Les honoraires

Fixation des honoraires

Les honoraires des avocats sont libres. Ils doivent être fixés néanmoins avec le client d'un commun accord.
Afin d'éviter toute contestation, il est recommandé de conclure une convention écrite.

Devoir et obligation d'information :

Les devoirs d'information et de conseil auxquels sont tenus les avocats incluent les conditions de fixation de sa rémunération et les modalités de règlement de ses honoraires.

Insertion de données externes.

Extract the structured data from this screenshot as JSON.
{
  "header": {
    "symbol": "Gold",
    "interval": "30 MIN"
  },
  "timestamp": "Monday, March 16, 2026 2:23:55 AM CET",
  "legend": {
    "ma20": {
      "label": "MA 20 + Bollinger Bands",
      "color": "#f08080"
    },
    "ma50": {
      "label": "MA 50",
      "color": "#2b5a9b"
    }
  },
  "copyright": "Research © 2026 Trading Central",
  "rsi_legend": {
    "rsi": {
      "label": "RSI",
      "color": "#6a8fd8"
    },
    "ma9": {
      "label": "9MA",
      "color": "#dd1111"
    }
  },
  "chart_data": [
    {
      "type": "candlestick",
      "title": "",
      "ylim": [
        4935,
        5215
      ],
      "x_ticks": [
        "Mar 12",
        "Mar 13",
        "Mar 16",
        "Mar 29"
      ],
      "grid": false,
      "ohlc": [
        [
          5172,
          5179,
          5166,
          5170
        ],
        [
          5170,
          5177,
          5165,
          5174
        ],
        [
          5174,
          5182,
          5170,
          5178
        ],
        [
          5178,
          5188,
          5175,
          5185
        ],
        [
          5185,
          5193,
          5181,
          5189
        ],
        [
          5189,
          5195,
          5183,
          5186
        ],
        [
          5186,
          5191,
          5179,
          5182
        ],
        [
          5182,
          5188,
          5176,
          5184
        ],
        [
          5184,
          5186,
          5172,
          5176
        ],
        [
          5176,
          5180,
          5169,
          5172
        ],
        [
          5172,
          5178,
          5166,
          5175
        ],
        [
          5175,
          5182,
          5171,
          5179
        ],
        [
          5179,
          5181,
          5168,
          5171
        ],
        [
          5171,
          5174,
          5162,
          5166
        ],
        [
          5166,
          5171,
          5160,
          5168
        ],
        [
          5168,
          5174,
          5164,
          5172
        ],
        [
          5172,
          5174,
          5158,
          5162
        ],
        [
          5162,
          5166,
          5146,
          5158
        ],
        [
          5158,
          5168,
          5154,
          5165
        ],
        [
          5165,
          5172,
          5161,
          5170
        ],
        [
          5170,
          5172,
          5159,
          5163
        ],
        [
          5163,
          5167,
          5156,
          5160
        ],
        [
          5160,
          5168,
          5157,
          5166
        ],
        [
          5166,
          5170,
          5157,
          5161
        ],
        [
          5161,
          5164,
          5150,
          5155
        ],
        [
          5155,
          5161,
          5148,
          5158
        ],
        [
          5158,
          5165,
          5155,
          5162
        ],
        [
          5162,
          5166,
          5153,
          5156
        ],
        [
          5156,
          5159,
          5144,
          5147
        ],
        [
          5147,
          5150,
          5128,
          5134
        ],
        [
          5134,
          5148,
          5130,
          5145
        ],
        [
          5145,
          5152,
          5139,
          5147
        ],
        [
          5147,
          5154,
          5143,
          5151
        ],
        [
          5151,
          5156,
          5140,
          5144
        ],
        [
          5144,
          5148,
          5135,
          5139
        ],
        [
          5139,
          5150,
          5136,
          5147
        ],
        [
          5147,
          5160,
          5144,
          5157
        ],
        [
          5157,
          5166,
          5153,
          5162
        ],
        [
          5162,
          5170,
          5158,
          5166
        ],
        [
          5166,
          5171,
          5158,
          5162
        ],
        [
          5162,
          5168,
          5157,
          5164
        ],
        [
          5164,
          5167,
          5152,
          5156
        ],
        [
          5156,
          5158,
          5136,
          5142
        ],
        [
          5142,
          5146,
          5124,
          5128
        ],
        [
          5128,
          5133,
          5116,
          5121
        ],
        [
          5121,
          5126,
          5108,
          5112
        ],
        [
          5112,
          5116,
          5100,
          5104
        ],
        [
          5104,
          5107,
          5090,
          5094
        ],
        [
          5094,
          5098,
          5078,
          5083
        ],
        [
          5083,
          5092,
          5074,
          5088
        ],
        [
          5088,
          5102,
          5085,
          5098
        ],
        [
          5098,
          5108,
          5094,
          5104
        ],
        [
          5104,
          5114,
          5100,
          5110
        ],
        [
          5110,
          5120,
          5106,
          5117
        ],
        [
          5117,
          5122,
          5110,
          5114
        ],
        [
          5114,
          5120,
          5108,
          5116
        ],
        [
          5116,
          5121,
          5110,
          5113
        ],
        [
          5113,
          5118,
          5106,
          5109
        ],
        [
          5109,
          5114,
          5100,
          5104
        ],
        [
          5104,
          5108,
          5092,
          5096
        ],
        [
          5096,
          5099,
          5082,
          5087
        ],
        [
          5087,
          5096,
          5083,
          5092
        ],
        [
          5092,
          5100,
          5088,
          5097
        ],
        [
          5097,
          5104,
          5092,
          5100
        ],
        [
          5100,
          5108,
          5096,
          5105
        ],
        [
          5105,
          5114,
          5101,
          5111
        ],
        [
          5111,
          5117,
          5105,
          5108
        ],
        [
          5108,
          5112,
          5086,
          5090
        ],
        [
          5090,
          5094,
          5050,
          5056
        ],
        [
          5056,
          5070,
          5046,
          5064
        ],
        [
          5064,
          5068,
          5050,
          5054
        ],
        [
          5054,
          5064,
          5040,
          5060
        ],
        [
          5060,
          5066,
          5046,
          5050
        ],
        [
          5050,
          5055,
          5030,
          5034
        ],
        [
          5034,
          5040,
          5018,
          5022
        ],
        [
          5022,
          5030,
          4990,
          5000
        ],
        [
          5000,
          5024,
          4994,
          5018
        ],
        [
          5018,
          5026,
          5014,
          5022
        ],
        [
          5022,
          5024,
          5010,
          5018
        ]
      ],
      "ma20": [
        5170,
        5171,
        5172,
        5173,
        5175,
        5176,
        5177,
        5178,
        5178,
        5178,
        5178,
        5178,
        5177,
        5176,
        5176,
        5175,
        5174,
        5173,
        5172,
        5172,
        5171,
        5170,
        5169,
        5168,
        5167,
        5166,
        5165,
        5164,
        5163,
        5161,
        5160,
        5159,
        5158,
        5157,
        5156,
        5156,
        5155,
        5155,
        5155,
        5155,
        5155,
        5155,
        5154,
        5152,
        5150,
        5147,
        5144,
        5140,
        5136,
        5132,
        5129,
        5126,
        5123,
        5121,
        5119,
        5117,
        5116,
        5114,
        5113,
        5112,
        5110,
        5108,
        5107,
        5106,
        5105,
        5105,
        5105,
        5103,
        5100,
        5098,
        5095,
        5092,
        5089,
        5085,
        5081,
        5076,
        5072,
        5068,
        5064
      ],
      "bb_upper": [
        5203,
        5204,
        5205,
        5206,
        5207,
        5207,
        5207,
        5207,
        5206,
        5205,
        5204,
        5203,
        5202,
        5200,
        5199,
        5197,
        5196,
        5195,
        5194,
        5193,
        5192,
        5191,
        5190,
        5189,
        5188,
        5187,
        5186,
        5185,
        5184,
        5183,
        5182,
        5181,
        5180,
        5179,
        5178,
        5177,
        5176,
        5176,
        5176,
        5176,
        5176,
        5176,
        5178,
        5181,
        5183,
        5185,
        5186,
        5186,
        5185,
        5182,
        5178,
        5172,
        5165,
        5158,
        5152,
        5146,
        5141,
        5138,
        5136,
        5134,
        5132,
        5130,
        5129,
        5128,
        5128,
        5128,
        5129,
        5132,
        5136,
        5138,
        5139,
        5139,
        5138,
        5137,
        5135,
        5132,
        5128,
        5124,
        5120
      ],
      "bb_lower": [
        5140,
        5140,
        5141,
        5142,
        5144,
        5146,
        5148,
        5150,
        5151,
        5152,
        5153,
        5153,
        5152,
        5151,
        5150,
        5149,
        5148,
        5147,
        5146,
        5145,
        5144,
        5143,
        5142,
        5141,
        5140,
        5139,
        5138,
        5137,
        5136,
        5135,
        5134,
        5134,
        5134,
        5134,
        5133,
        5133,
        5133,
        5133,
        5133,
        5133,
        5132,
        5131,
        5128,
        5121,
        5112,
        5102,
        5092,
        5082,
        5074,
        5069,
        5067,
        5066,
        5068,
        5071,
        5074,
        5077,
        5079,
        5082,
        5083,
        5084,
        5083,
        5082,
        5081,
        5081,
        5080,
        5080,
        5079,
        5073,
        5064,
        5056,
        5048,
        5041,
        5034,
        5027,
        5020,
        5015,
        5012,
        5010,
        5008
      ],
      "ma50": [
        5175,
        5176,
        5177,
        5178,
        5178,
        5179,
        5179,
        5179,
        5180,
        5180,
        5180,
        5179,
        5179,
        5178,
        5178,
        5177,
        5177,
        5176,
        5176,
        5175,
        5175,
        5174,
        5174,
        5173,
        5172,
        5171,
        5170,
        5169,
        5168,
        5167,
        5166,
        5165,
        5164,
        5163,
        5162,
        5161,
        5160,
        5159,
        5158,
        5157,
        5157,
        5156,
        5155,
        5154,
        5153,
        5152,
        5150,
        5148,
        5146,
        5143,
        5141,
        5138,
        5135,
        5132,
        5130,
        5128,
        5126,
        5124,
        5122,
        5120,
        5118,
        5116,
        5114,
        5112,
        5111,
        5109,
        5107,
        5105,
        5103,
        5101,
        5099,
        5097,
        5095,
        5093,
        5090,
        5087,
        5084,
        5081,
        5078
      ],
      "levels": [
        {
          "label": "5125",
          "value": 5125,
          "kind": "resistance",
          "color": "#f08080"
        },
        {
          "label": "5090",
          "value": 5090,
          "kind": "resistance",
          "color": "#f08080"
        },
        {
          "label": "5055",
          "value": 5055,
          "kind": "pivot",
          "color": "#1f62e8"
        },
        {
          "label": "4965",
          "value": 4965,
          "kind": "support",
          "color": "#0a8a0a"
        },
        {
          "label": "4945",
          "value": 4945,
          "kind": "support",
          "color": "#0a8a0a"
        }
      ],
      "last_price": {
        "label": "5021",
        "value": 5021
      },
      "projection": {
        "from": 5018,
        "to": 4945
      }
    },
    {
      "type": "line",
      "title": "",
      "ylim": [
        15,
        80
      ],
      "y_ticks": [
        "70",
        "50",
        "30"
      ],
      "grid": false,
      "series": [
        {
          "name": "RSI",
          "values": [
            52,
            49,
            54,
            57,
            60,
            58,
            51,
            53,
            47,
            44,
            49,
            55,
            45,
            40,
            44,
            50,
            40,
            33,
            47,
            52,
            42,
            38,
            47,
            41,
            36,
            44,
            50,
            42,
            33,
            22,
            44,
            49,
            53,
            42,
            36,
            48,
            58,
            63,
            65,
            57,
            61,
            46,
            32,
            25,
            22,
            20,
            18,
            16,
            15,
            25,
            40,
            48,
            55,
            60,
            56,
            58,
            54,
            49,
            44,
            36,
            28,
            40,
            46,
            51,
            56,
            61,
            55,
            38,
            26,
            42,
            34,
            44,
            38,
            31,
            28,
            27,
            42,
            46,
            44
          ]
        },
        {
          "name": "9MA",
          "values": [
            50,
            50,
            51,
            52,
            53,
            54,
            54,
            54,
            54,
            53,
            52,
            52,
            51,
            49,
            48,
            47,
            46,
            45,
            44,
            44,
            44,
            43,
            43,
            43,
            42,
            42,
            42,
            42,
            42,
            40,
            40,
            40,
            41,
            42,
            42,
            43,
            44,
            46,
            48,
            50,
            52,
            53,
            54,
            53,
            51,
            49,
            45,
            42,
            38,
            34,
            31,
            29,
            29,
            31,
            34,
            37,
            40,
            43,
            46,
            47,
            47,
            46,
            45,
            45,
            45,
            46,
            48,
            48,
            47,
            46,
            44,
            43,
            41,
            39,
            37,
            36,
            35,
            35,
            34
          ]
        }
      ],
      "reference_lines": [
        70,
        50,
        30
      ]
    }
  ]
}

Les méthodes de fixation d'honoraires :

Trois méthodes de calcul des honoraires existent :

  • l'honoraire au temps passé (tarification horaire) : il s'agit d'un honoraire qui est facturé en fonction du temps effectivement passé par l'avocat dans le cadre d'une prestation déterminée. Les deux parties conviennent seulement du montant de la facturation horaire de l'avocat. Ce dernier facturera son client en lui communiquant le nombre d'heure qu'il a consacré au dossier qui lui a été confié.
  • l'honoraire forfaitaire : il s'agit dans le cadre d'une mission déterminée, d'une rémunération globale qui ne tient pas compte du temps effectivement passé. Le forfait ne peut être modifié qu'en accord avec le client.
  • l'honoraire complémentaire de résultat : il comporte un fixe (forfait ou tarification horaire) et un honoraire complémentaire en fonction du résultat obtenu qui est constitué généralement par une somme déterminée ou par un pourcentage des sommes obtenues.

Les modalités de facturation :

Le client reçoit les factures de son avocat en cours ou en fin de dossier. Avant le règlement définitif, l'avocat doit remettre au client, un compte détaillé qui doit faire ressortir distinctement les frais, les débours, les émoluments, les honoraires et porter mention des provisions perçues.

Les débours correspondent aux dépenses engagées par l'avocat dans le cadre de sa mission (frais de procédure, timbres fiscaux, droits d'enregistrement.

Les émoluments correspondent à la rémunération tarifiée de certains services et prestations de professionnels du droit (huissiers, notaires, avoués).

Les honoraires de l'avocat sont soumis à une TVA de 19,6 % (sauf non application de la TVA dans le cadre de la loi de finances de 1991) et en matière d'aide juridictionnelle partielle dont le taux de TVA est de 5,5 %.

Honoraires et Aide juridictionnelle ou commission d'office

La désignation d'un avocat par le Bâtonnier n'est qu'une procédure administrative de désignation et ne signifie aucunement que les services de l'avocat sont dans tous les cas GRATUITS.

L'avocat désigné peut demander des honoraires dans les situations suivantes :

  • Si vous n'avez pas droit à l'aide juridictionnelle sans condition de ressources (victimes de certaines infractions graves),
  • Si vos ressources sont supérieures au plafond admis pour l'octroi à l'aide juridictionnelle,
  • Si vos ressources étant inférieures au plafond admis pour bénéficier de l'aide juridictionnelle totale ou partielle, vous décidez de ne pas déposer de demande d'aide juridictionnelle,
  • En cas d'aide juridictionnelle partielle, l'avocat a droit à un honoraire complémentaire librement négocié, faisant l'objet d'une convention écrite et préalable à tout paiement. Cette convention tient compte de la complexité du dossier, des diligences et des frais imposés par la nature de l'affaire et fixe le montant et les modalités de paiement de ce complément d'honoraire, dans des conditions compatibles avec les ressources et le patrimoine de l'intéressé.
    La convention rappelle le montant de la part contributive de l'Etat et indique les voies de recours ouvertes en cas de contestation.
    La convention est communiquée à peine de nullité, dans les 15 jours de sa date, au Bâtonnier qui contrôle sa régularité et le montant du complément d'honoraire.
  • Lorsque la décision passée en force de chose jugée rendue au profit du bénéficiaire de l'aide juridictionnelle a procuré à celui-ci des ressources telles que, si elles avaient existé au jour de la demande d'aide juridictionnelle, celle-ci ne lui aurait pas été accordée, l'avocat désigné peut demander des honoraires à son client après que le bureau d'aide juridictionnelle ait prononcé le retrait de l'aide juridictionnelle.